Contrariamente a quanto sostiene la reclamante, la decisione dell’UE,

fondata sulla dottrina quasi unanime e sulla prassi consolidata, non configura

un “controsenso giuridico” poiché il sequestro decretato in via superprovvisionale non diventa di

fatto permanente, ma proprio per la sua stessa natura di provvedimento cautelare

di garanzia sussiste sì – ma unicamente – durante l’in­­tera procedura di

opposizione (art. 278 cpv. 4 LEF) e di convalida del sequestro (art. 280 LEF a

contrario), fermo restando che decade non appena l’opposizione è

definitivamente ammessa o la convalida è definitivamente fallita.

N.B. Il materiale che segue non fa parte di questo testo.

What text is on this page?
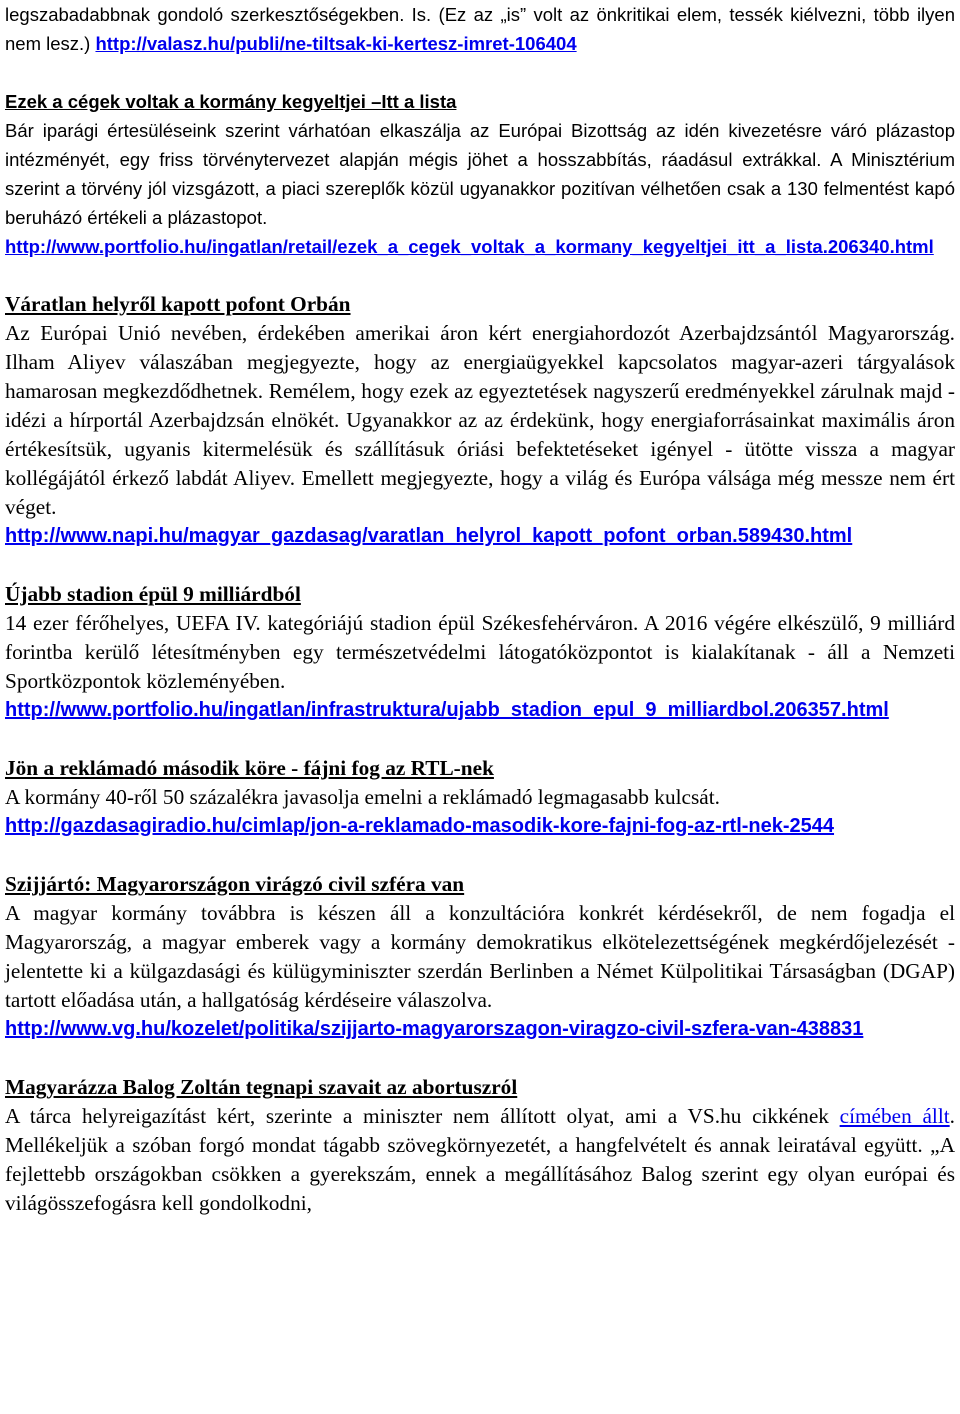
legszabadabbnak gondoló szerkesztőségekben. Is. (Ez az „is” volt az önkritikai elem, tessék kiélvezni, több ilyen nem lesz.) http://valasz.hu/publi/ne-tiltsak-ki-kertesz-imret-106404

Ezek a cégek voltak a kormány kegyeltjei –Itt a lista

Bár iparági értesüléseink szerint várhatóan elkaszálja az Európai Bizottság az idén kivezetésre váró plázastop intézményét, egy friss törvénytervezet alapján mégis jöhet a hosszabbítás, ráadásul extrákkal. A Minisztérium szerint a törvény jól vizsgázott, a piaci szereplők közül ugyanakkor pozitívan vélhetően csak a 130 felmentést kapó beruházó értékeli a plázastopot.

http://www.portfolio.hu/ingatlan/retail/ezek_a_cegek_voltak_a_kormany_kegyeltjei_itt_a_lista.206340.html
Váratlan helyről kapott pofont Orbán

Az Európai Unió nevében, érdekében amerikai áron kért energiahordozót Azerbajdzsántól Magyarország. Ilham Aliyev válaszában megjegyezte, hogy az energiaügyekkel kapcsolatos magyar-azeri tárgyalások hamarosan megkezdődhetnek. Remélem, hogy ezek az egyeztetések nagyszerű eredményekkel zárulnak majd - idézi a hírportál Azerbajdzsán elnökét. Ugyanakkor az az érdekünk, hogy energiaforrásainkat maximális áron értékesítsük, ugyanis kitermelésük és szállításuk óriási befektetéseket igényel - ütötte vissza a magyar kollégájától érkező labdát Aliyev. Emellett megjegyezte, hogy a világ és Európa válsága még messze nem ért véget.

http://www.napi.hu/magyar_gazdasag/varatlan_helyrol_kapott_pofont_orban.589430.html
Újabb stadion épül 9 milliárdból

14 ezer férőhelyes, UEFA IV. kategóriájú stadion épül Székesfehérváron. A 2016 végére elkészülő, 9 milliárd forintba kerülő létesítményben egy természetvédelmi látogatóközpontot is kialakítanak - áll a Nemzeti Sportközpontok közleményében.

http://www.portfolio.hu/ingatlan/infrastruktura/ujabb_stadion_epul_9_milliardbol.206357.html
Jön a reklámadó második köre - fájni fog az RTL-nek

A kormány 40-ről 50 százalékra javasolja emelni a reklámadó legmagasabb kulcsát.

http://gazdasagiradio.hu/cimlap/jon-a-reklamado-masodik-kore-fajni-fog-az-rtl-nek-2544
Szijjártó: Magyarországon virágzó civil szféra van

A magyar kormány továbbra is készen áll a konzultációra konkrét kérdésekről, de nem fogadja el Magyarország, a magyar emberek vagy a kormány demokratikus elkötelezettségének megkérdőjelezését - jelentette ki a külgazdasági és külügyminiszter szerdán Berlinben a Német Külpolitikai Társaságban (DGAP) tartott előadása után, a hallgatóság kérdéseire válaszolva.

http://www.vg.hu/kozelet/politika/szijjarto-magyarorszagon-viragzo-civil-szfera-van-438831
Magyarázza Balog Zoltán tegnapi szavait az abortuszról

A tárca helyreigazítást kért, szerinte a miniszter nem állított olyat, ami a VS.hu cikkének címében állt. Mellékeljük a szóban forgó mondat tágabb szövegkörnyezetét, a hangfelvételt és annak leiratával együtt. „A fejlettebb országokban csökken a gyerekszám, ennek a megállításához Balog szerint egy olyan európai és világösszefogásra kell gondolkodni,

Il ricorso si

rivela quindi infondato in tutti i suoi punti e va perciò respinto.

6.

Come stabilito dalla

legge, non si preleva la tassa di giustizia e non si assegnano indennità (art.

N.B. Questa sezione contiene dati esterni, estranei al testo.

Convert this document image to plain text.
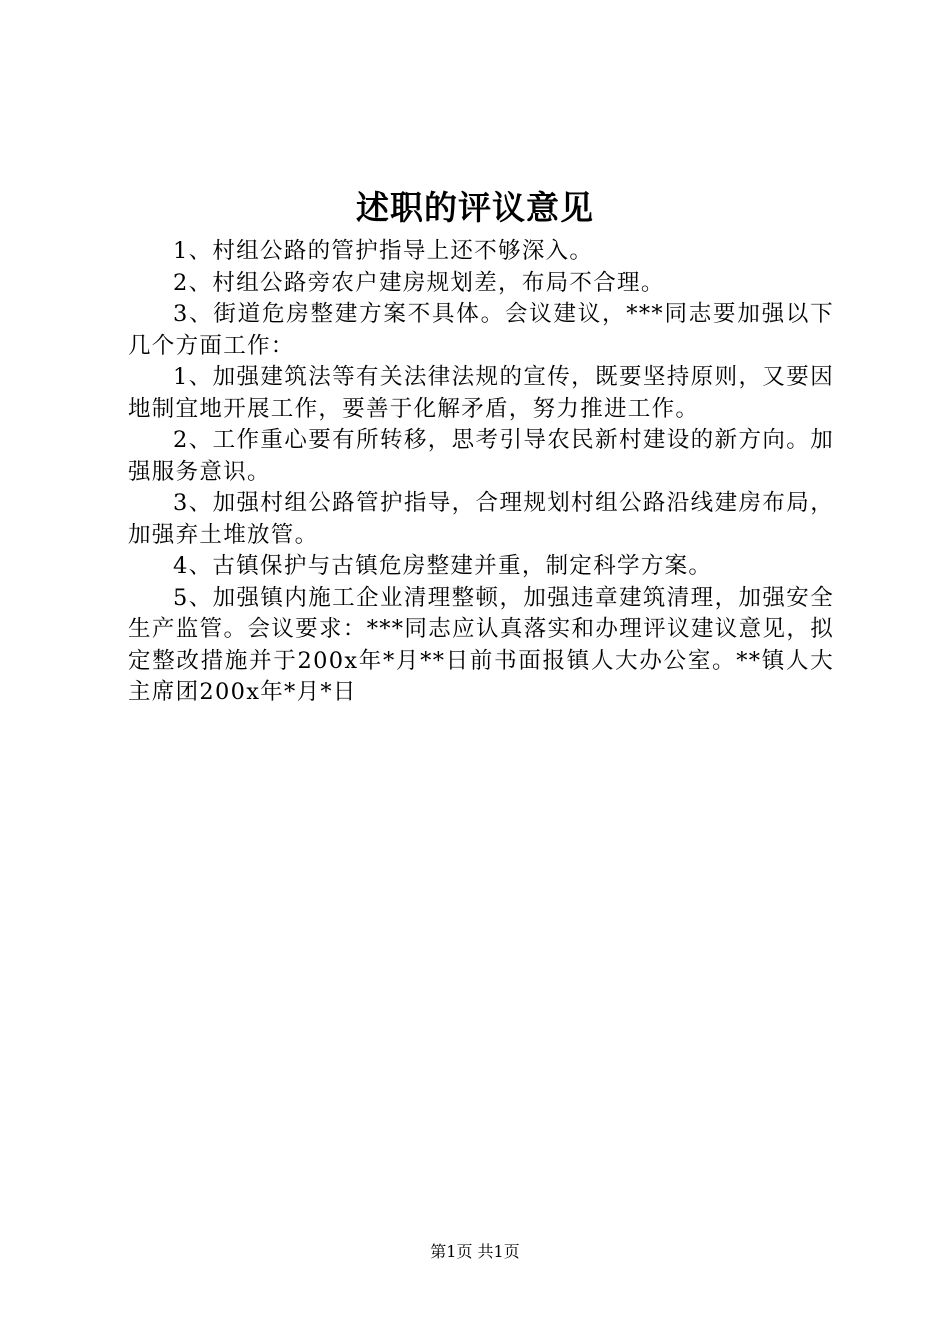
述职的评议意见

1、村组公路的管护指导上还不够深入。

2、村组公路旁农户建房规划差，布局不合理。

3、街道危房整建方案不具体。会议建议，***同志要加强以下几个方面工作：

1、加强建筑法等有关法律法规的宣传，既要坚持原则，又要因地制宜地开展工作，要善于化解矛盾，努力推进工作。

2、工作重心要有所转移，思考引导农民新村建设的新方向。加强服务意识。

3、加强村组公路管护指导，合理规划村组公路沿线建房布局，加强弃土堆放管。

4、古镇保护与古镇危房整建并重，制定科学方案。

5、加强镇内施工企业清理整顿，加强违章建筑清理，加强安全生产监管。会议要求：***同志应认真落实和办理评议建议意见，拟定整改措施并于200x年*月**日前书面报镇人大办公室。**镇人大主席团200x年*月*日

第1页 共1页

20a cpv. 1 primo periodo LEF, 61 cpv. 2 lett. a e 62 cpv. 2 OTLEF).

Per

questi motivi,

pronuncia: 1. Il ricorso è respinto.

2.

Non si prelevano spese né si assegnano indennità.

3.

Notificazione a:

–;

–.

Comunicazione

all’Ufficio di esecuzione, Lugano.

Per la Camera di esecuzione e

fallimenti del Tribunale d’appello

Il presidente Il

vicecancelliere

Rimedi giuridici

Contro la presente decisione è

possibile presentare ricorso in materia civile al Tribunale federale, 1000

Losanna 14, entro dieci giorni dalla notificazione, rispettivamente entro

cinque giorni dalla notificazione nel caso in cui la decisione impugnata è

stata pronunciata nell’ambito di un’esecuzione cambiaria.